As such, consider the formula:

$$\exists x (P(a) \lor \neg P(x))$$

This is a valid formula, since in any domain there is always an object that will satisfy the formula $$P(a) \lor \neg P(x)$$, namely whatever object $$a$$ refers to.

However, if we Skolemize, we get:

$$P(a) \lor \neg P(b)$$

which is not a valid formula, since there is a domain and interpretation where this statement is false: make sure that $$a$$ and $$b$$ refer to different objects, and where the object that $$a$$ refers to does not have the property expressed by $$P$$, while the object referred to by $$b$$ does have that property.

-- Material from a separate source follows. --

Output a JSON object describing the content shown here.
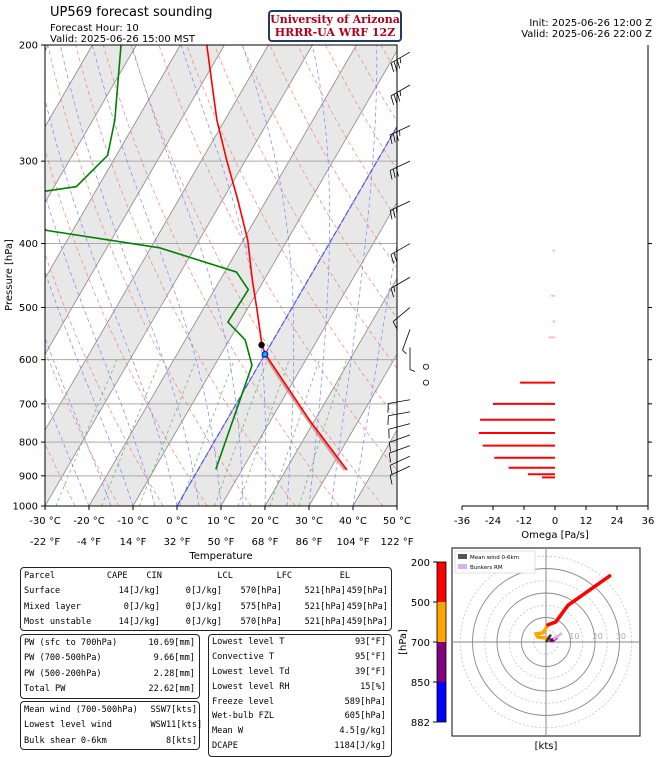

• Why is it not valid? You can have $a=b$, right? – Kevin Oct 7 '18 at 2:31
• @Kevin Check the definition of "valid". It doesn't mean that the formula could be true if you cleverly choose meanings for the basic non-logical symbols (like $P,a,b$) in it. It means that the formula is guaranteed to be true no matter what meanings you give its basic non-logical symbols. – Andreas Blass Oct 7 '18 at 2:35
• @AndreasBlass: That's a fine explanation, but it should be in the answer. – Kevin Oct 7 '18 at 2:37
• I'm new to this subject, so this question might be silly, but the Skolemization as defined by OP is about switching the order of the quantifiers and creating a function for this. I don't see any of these here, so what is happening? Why did the existence quantifier disappear? How do you Skolemize without a forall quantifier? Where is the function? Thank you very much in advance :) – Pedro A Oct 7 '18 at 16:50
• @PedroA Remember that constant symbols are just $0$-ary function symbols. The $b$ which is introduced is an $n$-ary function symbol, where $n$ is the number of universal quantifiers preceding the corresponding existential quantifier; since $n=0$ we're just looking at a constant symbol. – Noah Schweber Oct 7 '18 at 18:10

When you Skolemize, you drop the existential quantifier in front of $$f$$. Every structure that is a model of the original formula can be extended by providing an interpretation of $$f$$. Such an extension may or may not be a model of the Skolemized formula. Even though the original formula may be valid, the Skolemized formula doesn't have to be. What is guaranteed is that the two formulae are equisatisfiable.